AT&T was running a disaster simulation here in Chicago a few weekends ago, and they invited us to their site to check out how they practice dealing with total network failures in times of disasters. AT&T says with some confidence that it's the only telecom provider in the world with this kind of capability, and it was pretty impressive to see how the Network Disaster Recovery team deployed, set up, and managed just a small subset of the $500M worth of emergency gear it has stashed all over the world.

AT&T's NDR crew had set up in one of Soldier Field's parking lots for the exercise, which was a simulation of a disaster in Peoria, Illinois that totally obliterated the local network connection office. (In order to be sensitive, AT&T doesn't come up with a specific disaster scenario, it just tells its team that a certain office has been wiped out.) When a local office goes down, AT&T loses basically everything in the area -- landlines, network trunks, cell service, you name it -- so the NDR team's goal is to go in and quickly restore normalcy within 168 hours from the time the call goes out. As one of the engineers on-site told us, things should be up "by the time people have made sure their families are safe and the cash registers are ringing again," which is usually about a week, but can be much shorter -- after 9/11, the NDR team was able to restore affected services in 53 hours. If things go according to plan, AT&T's network will see the NDR gear as having completely replaced the destroyed office, and it can stay in the field until the brick-and-mortar building is repaired and functional again.

As you can imagine, bringing an entire network office from the trunk to consumer wireless services back online requires a fair bit of equipment, and this exercise was no exception, featuring 17 semi-trailers full of gear, 10 support trailers, a couple specialized flatbeds, and one light-truck-based mobile cell station, pictured above. Here's a video of the team setting up for a similar exercise in Dallas:

Funnily enough, however, one of the most important vehicles was actually just an ordinary Suburban packed to the gills with satellite gear that provides the field team with communications -- it's one of the most flexible rigs we've ever seen, using a 4Mbps down / 2Mbps up satellite connection to do everything from providing landline dialtones to offering secure VPN connectivity to patching phone calls over UHF and VHF radios provided by government agencies. (We asked if the lag was low enough to support Xbox Live, but that just drew a laugh. We were serious!)

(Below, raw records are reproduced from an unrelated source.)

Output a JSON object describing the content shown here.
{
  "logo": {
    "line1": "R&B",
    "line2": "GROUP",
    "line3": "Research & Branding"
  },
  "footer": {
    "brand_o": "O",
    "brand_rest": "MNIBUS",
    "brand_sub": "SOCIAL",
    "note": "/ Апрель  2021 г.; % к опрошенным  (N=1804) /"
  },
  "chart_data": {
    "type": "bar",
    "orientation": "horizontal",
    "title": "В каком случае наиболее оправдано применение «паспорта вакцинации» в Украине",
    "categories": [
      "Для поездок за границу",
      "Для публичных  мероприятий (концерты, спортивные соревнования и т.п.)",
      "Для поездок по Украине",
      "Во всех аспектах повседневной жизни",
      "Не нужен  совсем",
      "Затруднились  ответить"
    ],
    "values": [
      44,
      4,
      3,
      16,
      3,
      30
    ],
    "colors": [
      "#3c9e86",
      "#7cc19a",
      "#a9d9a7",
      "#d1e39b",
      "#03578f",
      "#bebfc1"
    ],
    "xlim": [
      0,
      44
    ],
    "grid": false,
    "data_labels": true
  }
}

That truck gets patched into the command center trailer pictured above, which looks just like a normal office. Once the ground team has communications, the next step is to patch into the local fiber trunks, which can be as easy as parking next to the offline office or involve backhoes and digger gear to pull it out of the ground, depending on the scenario. Several of the NDR team is hazmat-certified, so they can even don special suits to go into dangerous areas and begin the process if necessary.

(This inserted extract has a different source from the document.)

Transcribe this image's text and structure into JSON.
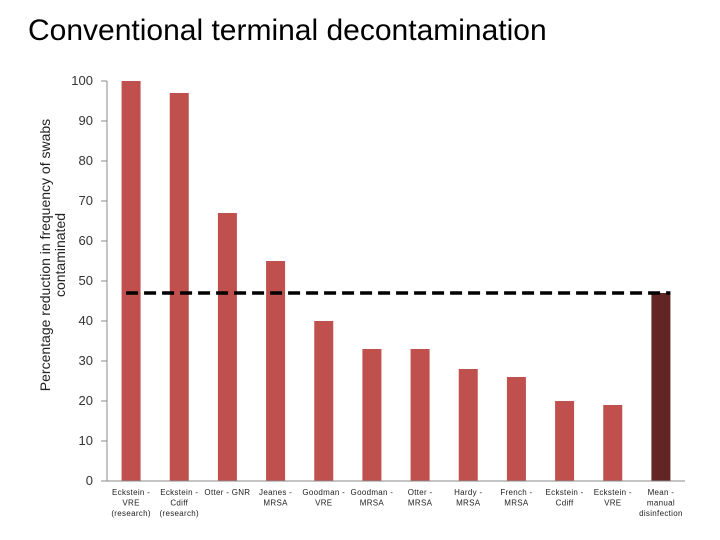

Since the goal of the team is to completely replace a destroyed office, the equipment on hand has to be equivalent to ATT's largest and most state-of-the-art CO. Router and switch configurations are stored in offsite backups, and once the site is set up, the team begins to flash each node with duplicate copies of the config files, effectively cloning them onto the network.

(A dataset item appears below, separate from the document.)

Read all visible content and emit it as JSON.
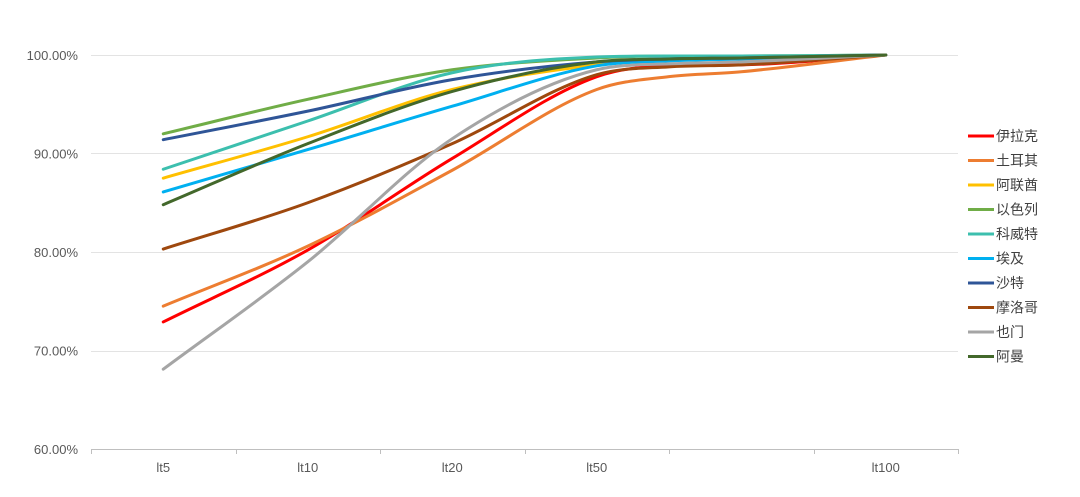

Power is a major issue, so the team brings along generators that plug into large battery bays that go through line filters -- if power from the grid goes out, the network equipment isn't affected while the generators are brought online. Similarly, all the trailers are heavily climate-controlled -- it was a fairly warm day when we toured the site, but inside the trailers it was positively brisk.

One of the cooler pieces of gear we saw was what the ATT tech charmingly referred to as a "POP in a Box" -- a specialized cargo container that contains enough gear to do the work of the entire site but still fit into a cargo plane and on the back of a flatbed. Designed for AT&T worldwide enterprise customers, it's the sort of capability that the reps were eager to show off, since most companies can't simply load up and deploy disaster services worldwide using standardized gear. We didn't understand half of the acronyms the tech threw at us when we were checking it out, but suffice it to say that it's one densely-packed little box -- it can take over for an entire remote office if necessary.

We tried our best to get these guys to slip up and drop some details about LTE deployment, but it wasn't going to happen, sadly. Even still, we came away impressed with how seriously AT&T takes this kind of capability -- the company runs four simulations a year (the next one is in Seattle), and the NDR team is composed entirely of volunteers from within the company who self-identify as NDR. Although the focus during the simulation was more on restoring backbone services, this is the gear that trunks consumer services like cell phones, landlines, and internet services together, and it was fairly amazing to see it all rolled into a parking lot so casually for this simulation. Let's just hope AT&T doesn't have much call to deploy it for real anytime soon.